The 28,515 devices, which have spent the last half-decade maturing in government warehouses, were initially part of the Poshan Abhiyan scheme. However, after a series of court cases, the suspension of two IAS officers, and the realization that the target beneficiaries—12 lakh women and children—had mostly grown up or moved on, the state has pivoted to a more 'urgent' crisis.

"We are not calling it a delay; we are calling it strategic aging," said an official from the Social Security department, speaking on condition of anonymity while standing near a stack of boxes labeled 'Android 10 - Handle with Care.' "By the time we successfully navigated the procurement litigation, the malnutrition data was historical. Fortunately, we have a brand-new census starting in April that needs hardware that barely supports modern apps."

The decision follows the February suspension of senior IAS officers over the procurement lapse. Sources indicate the government realized that distributing 2020-spec phones to Anganwadi workers in 2026 would be an insult, whereas giving them to 15,000 protesting school teachers acts as a formal work assignment.

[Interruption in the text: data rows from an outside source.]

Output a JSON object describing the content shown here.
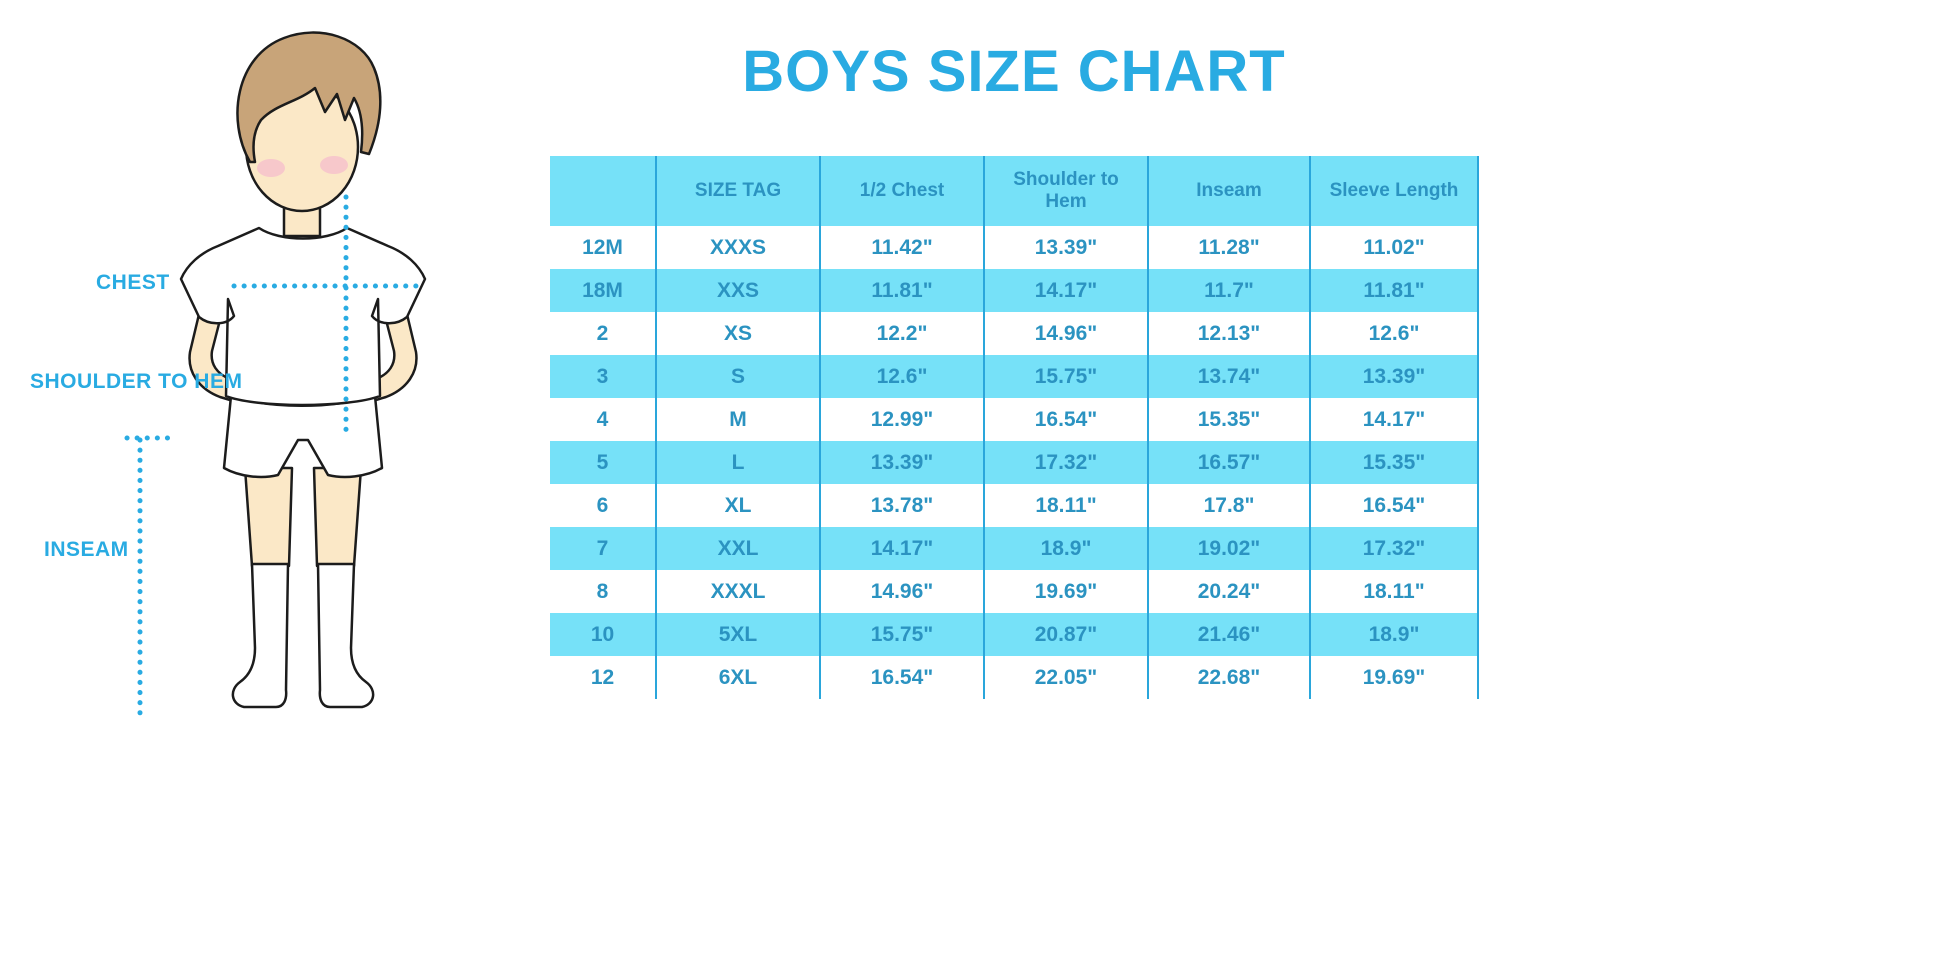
{
  "page": {
    "title": "BOYS SIZE CHART"
  },
  "diagram": {
    "label_chest": "CHEST",
    "label_shoulder_to_hem": "SHOULDER TO HEM",
    "label_inseam": "INSEAM"
  },
  "chart_data": {
    "type": "table",
    "title": "BOYS SIZE CHART",
    "columns": [
      "",
      "SIZE TAG",
      "1/2 Chest",
      "Shoulder to Hem",
      "Inseam",
      "Sleeve Length"
    ],
    "rows": [
      [
        "12M",
        "XXXS",
        "11.42\"",
        "13.39\"",
        "11.28\"",
        "11.02\""
      ],
      [
        "18M",
        "XXS",
        "11.81\"",
        "14.17\"",
        "11.7\"",
        "11.81\""
      ],
      [
        "2",
        "XS",
        "12.2\"",
        "14.96\"",
        "12.13\"",
        "12.6\""
      ],
      [
        "3",
        "S",
        "12.6\"",
        "15.75\"",
        "13.74\"",
        "13.39\""
      ],
      [
        "4",
        "M",
        "12.99\"",
        "16.54\"",
        "15.35\"",
        "14.17\""
      ],
      [
        "5",
        "L",
        "13.39\"",
        "17.32\"",
        "16.57\"",
        "15.35\""
      ],
      [
        "6",
        "XL",
        "13.78\"",
        "18.11\"",
        "17.8\"",
        "16.54\""
      ],
      [
        "7",
        "XXL",
        "14.17\"",
        "18.9\"",
        "19.02\"",
        "17.32\""
      ],
      [
        "8",
        "XXXL",
        "14.96\"",
        "19.69\"",
        "20.24\"",
        "18.11\""
      ],
      [
        "10",
        "5XL",
        "15.75\"",
        "20.87\"",
        "21.46\"",
        "18.9\""
      ],
      [
        "12",
        "6XL",
        "16.54\"",
        "22.05\"",
        "22.68\"",
        "19.69\""
      ]
    ],
    "units": "inches",
    "row_stripe_pattern": "white / light-cyan alternating, header light-cyan"
  },
  "colors": {
    "accent": "#29ABE2",
    "table_row_fill": "#76E1F8",
    "table_text": "#2B93C1",
    "table_grid": "#2AA6DB",
    "skin": "#FBE8C7",
    "hair": "#C8A479",
    "cheek": "#F6BECD",
    "outline": "#1C1C1C"
  }
}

"The teachers said they didn't want to be enumerators for the drug census," the official added. "By giving them these specific phones, we ensure they spend so much time waiting for the screens to load that they won't have the energy to protest their secondary duties."

Representatives of the Democratic Teachers Front (DTF) have expressed concerns that the devices, which feature battery technology from the early Galli-Galli Sim Sim era, may not last through a single afternoon of door-to-door data entry.

In response, the Punjab Finance Ministry noted that the move is a masterstroke of fiscal responsibility. "We have successfully utilized a budget allocated during the previous administration to solve a problem created by the current one, using technology that was cutting-edge when TikTok was still legal," a spokesperson confirmed.

The government has assured the public that the 12 lakh beneficiaries originally promised nutritional tracking will be included in the new census, provided they have transitioned from being malnourished children to socio-economic data points.